NASA rover tries hardest Mars landing yet

CAPE CANAVERAL, Fla. (AP) – Spacecraft aiming to land on Mars have jumped past the planet, burned upon entry, hit the surface and landed amid a fierce dust storm to spew out just a single fuzzy gray photo before dying.

Nearly 50 years after the first victim on Mars, NASA is attempting the heaviest landing on Mars to date.

The robber called Perseverance will be heading for a compact section of 8 kilometers by 6.4 kilometers on the edge of an old river delta on Thursday. It is filled with cliffs, wells, sand dunes, and fields of rocks, all of which could destroy the $ 3 billion mission. The once submerged terrain could also contain evidence of a past life, all the more reason to collect samples from this site for return to Earth in 10 years.

While NASA has done everything possible to ensure success, “there is always the fear that it will not work properly,” Erisa Stilley, a landing crew engineer, said Tuesday. “We’ve had quite a few successful missions lately and you never want to be the next one who isn’t. It’s heartbreaking when it happens. ”

A look at NASA’s latest mission:

MARS MASTER

NASA has made eight of nine landing attempts, making the US the only country to achieve a successful touchdown. China hopes to become the second nation in late spring with its own life-seeking rover; his ship entered orbit around Mars last week with a spacecraft from the United Arab Emirates. The red planet’s extremely thin atmosphere makes it difficult to descend safely. Russia has incurred the most land losses on Mars and moon Phobos since the early 1970s. The European Space Agency has also tried and failed. Two NASA landers are still humming along: the 2012 Curiosity rover and the 2018 InSight. Perseverance launched last July and will travel approximately 2,000 miles (3,200 kilometers) at Jezero Crater, descending by parachute, rocket engines and overhead crane. The millions of lines of software code and hundreds of thousands of electrical parts must work accurately. ‘There are no setbacks. There are no retries, ”said Deputy Project Manager Matt Wallace Wednesday.

STRONGEST LANDING YET

NASA has equipped the 1-ton Perseverance – a more powerful version of Curiosity – with the latest landing technology to beat this touchdown. A new autopilot tool calculates the distance from the descending rover to the target location and releases the massive parachute at the exact moment. Then another system scans the surface and compares observations with on-board maps. The rover could detour up to 600 meters while looking for a Neil Armstrong-style safe spot. Without these gadgets, Jezero Crater would be too risky to try. Once down, the six-wheel persistence should be the best driver Mars has ever seen, with more autonomy and range than curiosity. “Percy has a new set of stairs,” explains Chief Engineer Adam Steltzner, “and she’s ready for trouble on this Martian surface with her new wheels.”

LOOKING FOR SIGNS OF LIFE

Where there was water, there may have been life.
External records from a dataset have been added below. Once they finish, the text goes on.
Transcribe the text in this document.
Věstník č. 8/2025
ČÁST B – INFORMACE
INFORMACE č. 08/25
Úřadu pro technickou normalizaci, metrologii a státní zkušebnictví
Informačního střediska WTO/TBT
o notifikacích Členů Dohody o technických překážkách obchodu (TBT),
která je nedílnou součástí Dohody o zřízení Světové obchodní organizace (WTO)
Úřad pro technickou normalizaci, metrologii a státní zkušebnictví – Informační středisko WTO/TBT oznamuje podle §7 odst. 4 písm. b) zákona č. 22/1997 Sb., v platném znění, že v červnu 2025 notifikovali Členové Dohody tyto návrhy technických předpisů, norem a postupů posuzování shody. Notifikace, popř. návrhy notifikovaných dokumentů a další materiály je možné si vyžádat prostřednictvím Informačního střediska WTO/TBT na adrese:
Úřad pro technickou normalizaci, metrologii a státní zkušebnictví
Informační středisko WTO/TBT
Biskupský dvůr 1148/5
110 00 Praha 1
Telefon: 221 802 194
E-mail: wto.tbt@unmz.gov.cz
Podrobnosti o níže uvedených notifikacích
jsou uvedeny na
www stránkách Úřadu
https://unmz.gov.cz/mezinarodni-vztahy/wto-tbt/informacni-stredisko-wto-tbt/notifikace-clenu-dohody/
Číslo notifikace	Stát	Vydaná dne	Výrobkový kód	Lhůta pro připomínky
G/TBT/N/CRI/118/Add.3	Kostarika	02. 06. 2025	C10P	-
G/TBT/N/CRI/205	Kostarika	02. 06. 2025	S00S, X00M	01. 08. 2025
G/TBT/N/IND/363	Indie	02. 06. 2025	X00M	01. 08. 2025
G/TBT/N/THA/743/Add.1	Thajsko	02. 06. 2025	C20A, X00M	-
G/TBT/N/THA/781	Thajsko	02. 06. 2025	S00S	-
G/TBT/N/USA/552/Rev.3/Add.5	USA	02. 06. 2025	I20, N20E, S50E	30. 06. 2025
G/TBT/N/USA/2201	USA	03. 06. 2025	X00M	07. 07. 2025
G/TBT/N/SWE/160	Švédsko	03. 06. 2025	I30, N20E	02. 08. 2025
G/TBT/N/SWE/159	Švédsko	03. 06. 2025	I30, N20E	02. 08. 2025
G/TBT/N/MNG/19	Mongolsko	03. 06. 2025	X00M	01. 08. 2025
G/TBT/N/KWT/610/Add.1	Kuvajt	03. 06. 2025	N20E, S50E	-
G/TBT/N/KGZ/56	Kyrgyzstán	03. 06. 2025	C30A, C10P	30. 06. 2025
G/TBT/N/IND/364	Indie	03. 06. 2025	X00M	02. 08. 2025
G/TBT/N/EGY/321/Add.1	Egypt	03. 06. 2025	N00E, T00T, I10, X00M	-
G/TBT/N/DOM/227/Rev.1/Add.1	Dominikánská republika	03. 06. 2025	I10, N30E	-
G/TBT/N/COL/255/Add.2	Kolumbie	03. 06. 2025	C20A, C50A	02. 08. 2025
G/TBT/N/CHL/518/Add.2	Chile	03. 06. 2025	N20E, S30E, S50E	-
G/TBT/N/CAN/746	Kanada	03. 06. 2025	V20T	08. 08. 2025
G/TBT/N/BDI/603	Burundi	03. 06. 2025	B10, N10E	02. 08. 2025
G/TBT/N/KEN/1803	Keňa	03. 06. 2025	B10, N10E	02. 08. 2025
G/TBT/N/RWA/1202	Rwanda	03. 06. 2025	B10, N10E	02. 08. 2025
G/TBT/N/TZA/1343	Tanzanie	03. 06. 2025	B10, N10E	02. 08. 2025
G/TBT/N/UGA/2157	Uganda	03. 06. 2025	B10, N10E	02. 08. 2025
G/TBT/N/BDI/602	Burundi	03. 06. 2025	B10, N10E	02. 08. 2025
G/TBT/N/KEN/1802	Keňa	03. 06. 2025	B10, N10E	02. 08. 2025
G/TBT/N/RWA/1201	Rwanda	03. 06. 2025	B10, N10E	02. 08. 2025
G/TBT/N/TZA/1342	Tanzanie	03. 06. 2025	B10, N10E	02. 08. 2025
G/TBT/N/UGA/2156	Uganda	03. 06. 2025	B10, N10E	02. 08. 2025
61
That’s why NASA wants persistence poking around the Jezero Crater, once home to a lake fed by a river. It’s bone dry now, but 3.5 billion years ago, this Martian lake was as big and wet as Nevada and California’s Lake Tahoe. Perseverance will fire lasers at rocks believed to be the most likely evidence of past microscopic life, analyze the vapor emitted, and drill into the best candidates. A few dozen core samples – about a pound (half a kilo) of rock and dust – will be kept in sealed titanium tubes for future pickup.

ROUND TRIP TICKET

Scientists have wanted to get their hands on Mars rocks since NASA’s Mariners provided the first close-ups half a century ago. NASA is partnering with the European Space Agency to do just that. The daring plan calls for a rover and a rocket to launch to Mars in 2026 to retrieve Perseverance’s stash of samples. NASA expects to bring the rocks back as early as 2031, several years before the first astronauts could arrive on site. The rover’s super-sterilized sample tubes are the cleanest components ever sent into space to avoid polluting trails from Earth, according to NASA.

PRECAUTIONS COVID19

Speaking of clean, NASA’s Mars Mission Control has never been flawless. Rather than passing on jars of peanuts just before the landing of Perseverance – a tradition of happiness dating back decades – masked flight controllers get their own individual bags. It is one of several COVID-19 precautions at the Jet Propulsion Laboratory in California. The landing team will be spread across multiple rooms, with NASA bigwigs and journalists at a distance. The aptly named Perseverance was launched last July and bears a plaque honoring health workers who have battled the virus over the past year.

The Associated Press Department of Health and Science is supported by the Science Education Department of the Howard Hughes Medical Institute. The AP is solely responsible for all content.